Acts 2: 42- 47, I Peter 1: 3-9, John 20: 19-31
St. Faustina of Poland is the well-known apostle of Divine Mercy. On the 30th of April, 2000, at 10:00 AM on the Second Sunday of Easter His Holiness Pope St. John Paul II celebrated the Eucharist in Saint Peter’s Square and proceeded to the canonization of Blessed Sister Faustina. What a coincidence! John Paul himself would be canonized on this same Feast Day – April 27 in 2014 – by Pope Francis.
The Pope John Paul II held the hand of Mehmet Ali Agca that had held the gun whose bullet tore into the Pope body when he visited him in the prison. The pope had been preaching forgiveness and reconciliation constantly. His deed with Ali Agca spoke a thousand words. John Paul’s forgiveness was deeply Christian. He embraced his enemy and pardoned him. At the end of their 20-minute meeting, Ali Agca raised the pope’s hand to his forehead as a sign of respect. John Paul shook Ali Agca’s hand tenderly. This was a living icon of mercy. This is an example of God’s Divine Mercy, the same Divine Mercy whose message St. Faustina witnessed.
The readings for this Sunday are about God’s mercy, the necessity for trusting Faith and the need for God’s forgiveness of sins. The opening prayer addresses the Father as “God of Mercy.” In the responsorial psalm we repeat several times, “Give thanks to the Lord, for He is good; for His mercy endures forever” (Ps 118).
The second of Easter invites us not only to reflect on the Divine Mercy but also to reflect on the importance of belonging to the community of believers in the church.
A pastor was standing at the door as he always is to shake hands. He grabbed a guy by the hand and pulled him aside. The Pastor said to him, “You need to join the Army of the Lord!” The guy replied, “I’m already in the Army of the Lord, Pastor.” Pastor questioned, “How come I don’t see you except at Christmas and Easter?” He whispered back, “I’m in the secret service.
Believers who are intent upon exercising their faith cannot but belong to the faith community our spiritual family, for we were not reborn in baptism for self-sufficient aloneness. A wall will not be strong with loose bricks; the bricks must be cemented together. Today’s first reading tells us how the early Church grew every day because of the acts of mercy and sharing, sacrificial (agape) love practiced by the early Christians. They expressed it by sharing what they had with everyone in need.

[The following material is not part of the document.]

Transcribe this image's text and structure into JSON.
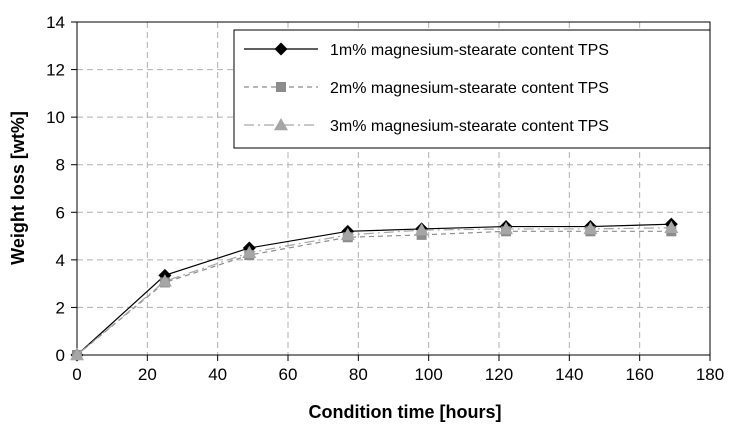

We too need to belong to the community of believers to derive support from one another and grow in our faith. Our faith is never perfect. We need others’ faith to help our unbelief. Like life, our faith too has peak moments and zero moments. It too has mountain top and valley moments. When we are in a valley of doubts and our faith seems to flicker and threaten to go out, we need the community. We need to belong to it also in order that we might experience the presence of the risen Lord. St. Thomas got his experience of Christ in the community of disciples. In the community he became a believer because there he met Jesus.

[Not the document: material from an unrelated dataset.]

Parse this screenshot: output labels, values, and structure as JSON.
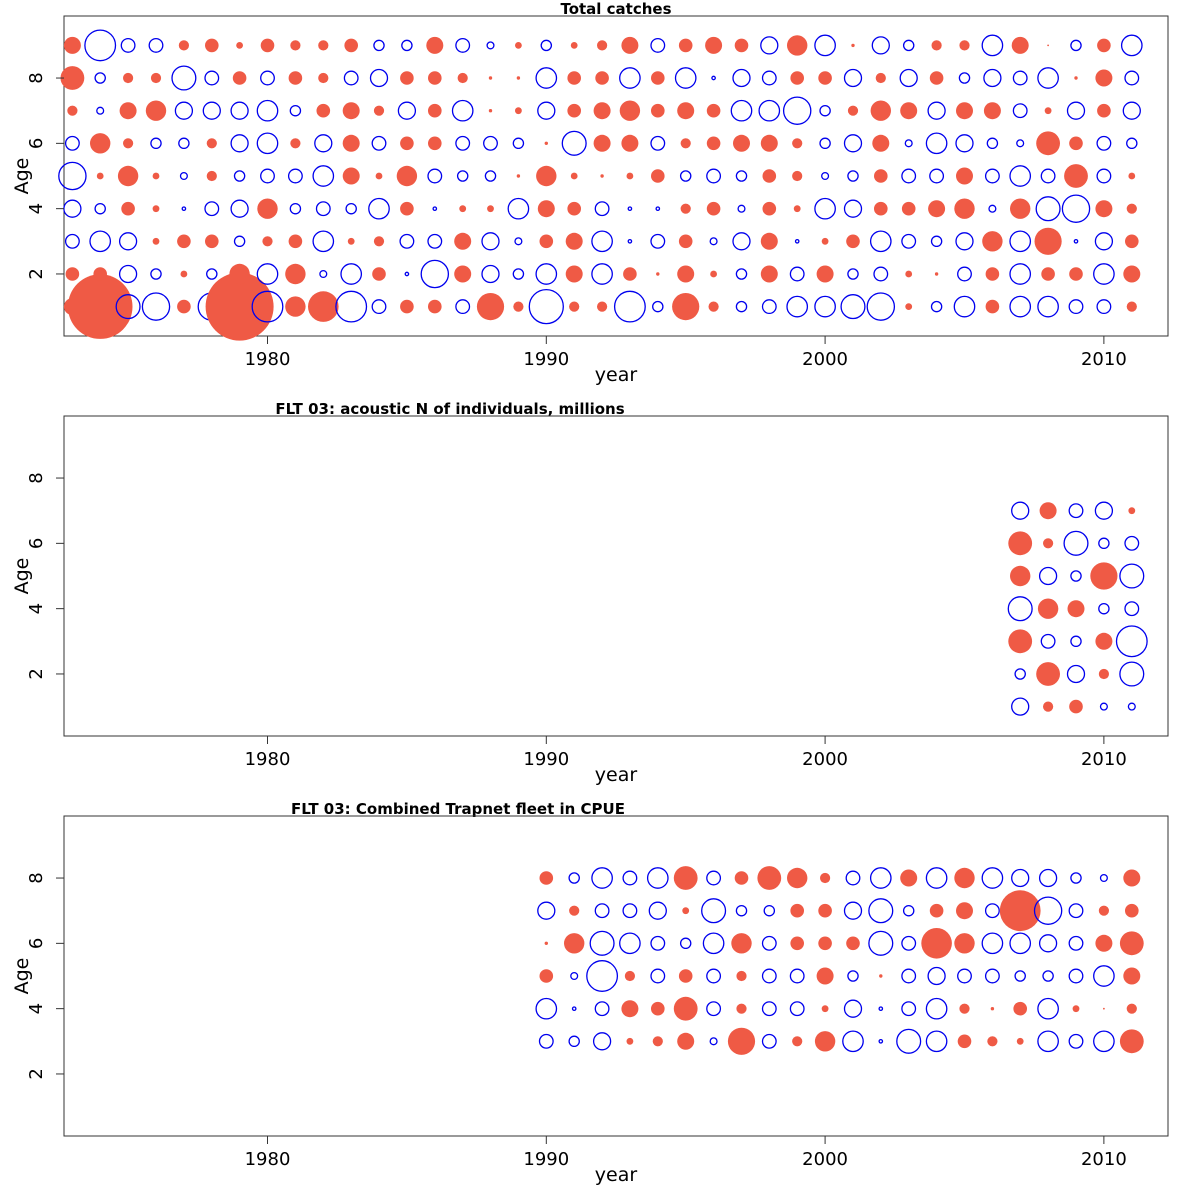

To belong to our believing community means, is to come together to pray, to break the word of God and to break the living bread. To belong to is to server and serving God with our little is the way to make it more. To belong is to share, our time, energy, talents for common welfare. To belong to the community of believers is not always to see eye to eye but to walk arm in arm. It is fellowship which doubles our joy and divides our grief, a fellowship which flourishes at the fountain of forgiveness.
Today I invite you to reflect not only on God’s mercy shown to us through his Son Jesus, but also what it means to belong to the community of His believers, His Body the church? How can we apply the lesson we learn from the early Christian community to our church community here in our parish? How much effort do I make to interact with other fellow Catholics or walk away saying I don’t have anything to do with other believers? Let pray to two saints made today Pope St. John XXIII and Pope St. John Paul II to bless our community.